For this reason alone hybrid approaches are the most likely to gain traction in this area. And that’s the reality that we are seeing play out. The Flemish government, for example, is currently making good progress by making the Solid protocol interoperable with its existing My Citizen Profile platform, itself built according to existing Web standards, so allow users to set up and deploy PDAs if they wish. Similarly, DataSwift’s infrastructure is being used to enable data sharing for a national weight loss programme in Malaysia and financial programs in Brazil and Vietnam.
The Nordic approach preferred by the ICO was to begin with an ID system that was agreed and interoperable between the banks and broadly accepted by their customers before extending it into other commercial areas and, eventually, into government use. In this way the solution becomes familiar and even mundane to most of the population in a non-intrusive, relatively non-controversial manner before state use cases are added in.
By doing things this way the information sources and guarantors are heavily distributed among multiple trusted institutions as you go along, making the system more resilient and creating a community of stakeholders who have a vested interest in maintaining and using the it, as well as in protecting it from abuse. In addition, extensibility and interoperability is built into very DNA of the project, allowing it to adapt to new developments over time, which is surely crucial to the long term success of any such system.
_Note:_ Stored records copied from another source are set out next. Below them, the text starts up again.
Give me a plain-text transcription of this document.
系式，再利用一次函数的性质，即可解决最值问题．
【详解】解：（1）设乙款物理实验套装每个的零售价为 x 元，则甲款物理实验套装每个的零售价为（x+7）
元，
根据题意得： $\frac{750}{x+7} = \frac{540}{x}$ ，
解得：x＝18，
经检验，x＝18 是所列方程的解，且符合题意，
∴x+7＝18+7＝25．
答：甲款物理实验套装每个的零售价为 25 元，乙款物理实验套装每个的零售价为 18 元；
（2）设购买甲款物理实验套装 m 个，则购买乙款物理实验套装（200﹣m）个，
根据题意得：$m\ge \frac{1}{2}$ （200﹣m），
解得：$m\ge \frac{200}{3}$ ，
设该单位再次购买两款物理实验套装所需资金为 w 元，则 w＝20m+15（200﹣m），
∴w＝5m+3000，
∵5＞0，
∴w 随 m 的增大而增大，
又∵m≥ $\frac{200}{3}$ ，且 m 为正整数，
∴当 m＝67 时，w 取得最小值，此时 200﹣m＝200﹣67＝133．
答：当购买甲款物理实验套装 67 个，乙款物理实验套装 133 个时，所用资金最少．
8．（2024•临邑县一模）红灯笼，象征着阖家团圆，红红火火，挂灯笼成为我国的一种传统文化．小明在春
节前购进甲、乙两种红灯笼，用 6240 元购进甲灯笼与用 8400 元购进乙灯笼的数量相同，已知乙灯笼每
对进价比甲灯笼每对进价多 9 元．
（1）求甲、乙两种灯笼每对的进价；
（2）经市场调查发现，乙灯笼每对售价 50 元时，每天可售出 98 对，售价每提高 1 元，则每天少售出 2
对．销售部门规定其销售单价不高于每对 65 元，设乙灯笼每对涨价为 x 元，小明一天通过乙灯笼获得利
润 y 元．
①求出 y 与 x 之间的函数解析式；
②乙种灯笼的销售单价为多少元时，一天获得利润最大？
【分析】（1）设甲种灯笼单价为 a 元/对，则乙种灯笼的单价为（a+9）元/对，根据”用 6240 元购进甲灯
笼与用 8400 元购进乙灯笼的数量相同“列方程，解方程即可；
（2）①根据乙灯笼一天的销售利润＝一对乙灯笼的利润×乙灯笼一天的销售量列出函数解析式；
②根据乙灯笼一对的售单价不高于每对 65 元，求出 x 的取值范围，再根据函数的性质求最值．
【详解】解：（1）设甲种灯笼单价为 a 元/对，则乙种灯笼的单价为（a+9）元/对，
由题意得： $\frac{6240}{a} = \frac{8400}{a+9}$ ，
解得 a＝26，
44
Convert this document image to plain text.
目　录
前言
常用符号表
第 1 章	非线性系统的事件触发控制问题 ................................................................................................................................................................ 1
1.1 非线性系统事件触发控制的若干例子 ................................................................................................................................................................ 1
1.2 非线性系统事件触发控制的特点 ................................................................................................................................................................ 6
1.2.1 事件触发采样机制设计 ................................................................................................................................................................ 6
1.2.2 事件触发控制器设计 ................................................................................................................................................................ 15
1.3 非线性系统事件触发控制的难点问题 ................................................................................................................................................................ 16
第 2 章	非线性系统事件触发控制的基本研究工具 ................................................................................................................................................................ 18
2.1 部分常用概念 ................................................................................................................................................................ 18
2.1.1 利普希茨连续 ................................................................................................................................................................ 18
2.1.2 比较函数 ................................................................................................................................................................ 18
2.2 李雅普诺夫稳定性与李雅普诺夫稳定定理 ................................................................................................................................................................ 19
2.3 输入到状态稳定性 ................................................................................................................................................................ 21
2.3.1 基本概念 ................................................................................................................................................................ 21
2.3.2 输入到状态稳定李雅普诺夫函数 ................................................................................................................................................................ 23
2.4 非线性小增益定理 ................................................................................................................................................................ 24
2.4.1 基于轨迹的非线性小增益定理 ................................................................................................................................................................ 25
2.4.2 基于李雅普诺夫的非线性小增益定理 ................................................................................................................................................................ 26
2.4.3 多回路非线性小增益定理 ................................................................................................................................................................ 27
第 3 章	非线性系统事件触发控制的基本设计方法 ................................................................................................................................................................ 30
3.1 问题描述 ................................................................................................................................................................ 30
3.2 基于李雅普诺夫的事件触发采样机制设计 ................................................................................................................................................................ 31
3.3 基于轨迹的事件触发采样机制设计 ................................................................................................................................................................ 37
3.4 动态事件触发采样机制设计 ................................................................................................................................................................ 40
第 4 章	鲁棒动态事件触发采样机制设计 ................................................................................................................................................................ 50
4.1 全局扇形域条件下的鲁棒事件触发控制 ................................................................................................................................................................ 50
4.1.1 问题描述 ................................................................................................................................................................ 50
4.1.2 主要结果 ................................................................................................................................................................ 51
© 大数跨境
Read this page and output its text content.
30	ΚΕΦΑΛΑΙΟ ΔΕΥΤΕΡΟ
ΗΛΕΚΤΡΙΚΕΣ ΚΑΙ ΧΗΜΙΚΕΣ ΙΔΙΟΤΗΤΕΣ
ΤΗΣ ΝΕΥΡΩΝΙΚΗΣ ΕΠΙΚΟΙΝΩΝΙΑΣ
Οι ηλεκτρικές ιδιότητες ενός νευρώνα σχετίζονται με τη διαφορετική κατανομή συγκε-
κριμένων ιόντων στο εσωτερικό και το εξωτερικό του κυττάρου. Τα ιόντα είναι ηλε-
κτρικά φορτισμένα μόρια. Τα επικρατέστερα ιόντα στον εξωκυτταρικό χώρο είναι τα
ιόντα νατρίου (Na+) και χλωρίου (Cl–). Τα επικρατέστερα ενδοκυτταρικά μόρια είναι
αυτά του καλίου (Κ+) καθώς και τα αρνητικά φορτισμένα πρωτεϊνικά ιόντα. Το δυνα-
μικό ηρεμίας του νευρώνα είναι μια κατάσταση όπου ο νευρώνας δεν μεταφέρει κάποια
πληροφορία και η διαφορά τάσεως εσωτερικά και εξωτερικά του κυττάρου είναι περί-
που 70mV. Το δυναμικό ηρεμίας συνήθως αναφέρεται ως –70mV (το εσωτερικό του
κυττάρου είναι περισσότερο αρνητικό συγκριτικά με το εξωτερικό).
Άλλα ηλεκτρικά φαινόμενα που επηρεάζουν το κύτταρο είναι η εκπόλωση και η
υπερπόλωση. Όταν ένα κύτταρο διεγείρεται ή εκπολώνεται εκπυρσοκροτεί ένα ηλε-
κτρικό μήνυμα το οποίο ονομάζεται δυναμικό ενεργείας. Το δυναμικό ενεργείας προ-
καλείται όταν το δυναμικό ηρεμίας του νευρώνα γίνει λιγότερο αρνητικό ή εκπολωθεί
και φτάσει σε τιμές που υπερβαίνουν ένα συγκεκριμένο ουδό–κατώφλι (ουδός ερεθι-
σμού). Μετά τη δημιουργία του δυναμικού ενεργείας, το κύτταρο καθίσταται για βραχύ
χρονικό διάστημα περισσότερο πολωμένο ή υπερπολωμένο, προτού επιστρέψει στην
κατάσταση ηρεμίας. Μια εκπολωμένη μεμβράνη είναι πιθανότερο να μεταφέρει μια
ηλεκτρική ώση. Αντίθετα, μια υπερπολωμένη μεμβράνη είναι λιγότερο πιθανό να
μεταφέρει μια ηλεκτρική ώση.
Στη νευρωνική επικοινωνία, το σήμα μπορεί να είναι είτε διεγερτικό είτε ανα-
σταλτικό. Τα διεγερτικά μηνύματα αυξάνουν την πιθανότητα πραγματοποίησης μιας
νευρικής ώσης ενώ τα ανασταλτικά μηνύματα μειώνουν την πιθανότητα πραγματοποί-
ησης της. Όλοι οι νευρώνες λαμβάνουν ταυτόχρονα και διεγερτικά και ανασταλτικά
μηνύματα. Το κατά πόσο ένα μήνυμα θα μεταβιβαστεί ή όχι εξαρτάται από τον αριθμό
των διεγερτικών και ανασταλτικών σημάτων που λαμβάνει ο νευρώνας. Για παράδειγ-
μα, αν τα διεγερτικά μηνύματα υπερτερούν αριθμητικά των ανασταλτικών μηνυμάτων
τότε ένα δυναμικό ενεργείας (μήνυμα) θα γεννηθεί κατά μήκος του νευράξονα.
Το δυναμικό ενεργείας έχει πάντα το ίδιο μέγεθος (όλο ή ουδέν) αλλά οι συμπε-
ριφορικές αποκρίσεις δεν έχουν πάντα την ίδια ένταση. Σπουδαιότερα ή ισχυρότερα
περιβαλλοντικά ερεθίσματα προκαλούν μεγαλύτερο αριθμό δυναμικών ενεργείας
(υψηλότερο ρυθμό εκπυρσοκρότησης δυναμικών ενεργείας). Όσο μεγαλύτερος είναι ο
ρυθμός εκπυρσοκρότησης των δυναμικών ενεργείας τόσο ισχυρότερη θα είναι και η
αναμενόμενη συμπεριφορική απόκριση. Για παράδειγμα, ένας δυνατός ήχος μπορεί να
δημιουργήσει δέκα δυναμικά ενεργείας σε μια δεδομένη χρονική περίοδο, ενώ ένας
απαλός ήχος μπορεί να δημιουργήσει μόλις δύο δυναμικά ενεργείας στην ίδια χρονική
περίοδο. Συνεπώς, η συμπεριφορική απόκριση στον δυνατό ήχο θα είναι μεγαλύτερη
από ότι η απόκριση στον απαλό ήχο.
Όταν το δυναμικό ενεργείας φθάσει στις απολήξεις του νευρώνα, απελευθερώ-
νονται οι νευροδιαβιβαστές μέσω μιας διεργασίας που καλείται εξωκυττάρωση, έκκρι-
The future of digital identity, therefore, would seem to have less to do with single-sources of truth – whether owned either by governments, companies or individuals – and more about building successful and trusted networks for trusted and verifiable data sharing, while designing these networks so that they are intended to expand, evolve, and extend from the get-go. And, in theory at least, this is good news for data privacy.
As privacy professionals, and indeed as armchair philosophers, what we don’t want when it comes to digital identity is single, centralised, canonical sources of supposed truth that define us in ways we may not agree with and have little recourse to change while also remaining vulnerable to compromise and abuse at vast scale. What we do want are partial, corroborated, networked guarantees of identity that pass relevant information to relevant parties in relevant circumstances, are resistant to scalable attacks, and in which we – as data subjects – have at least some kind of say and control.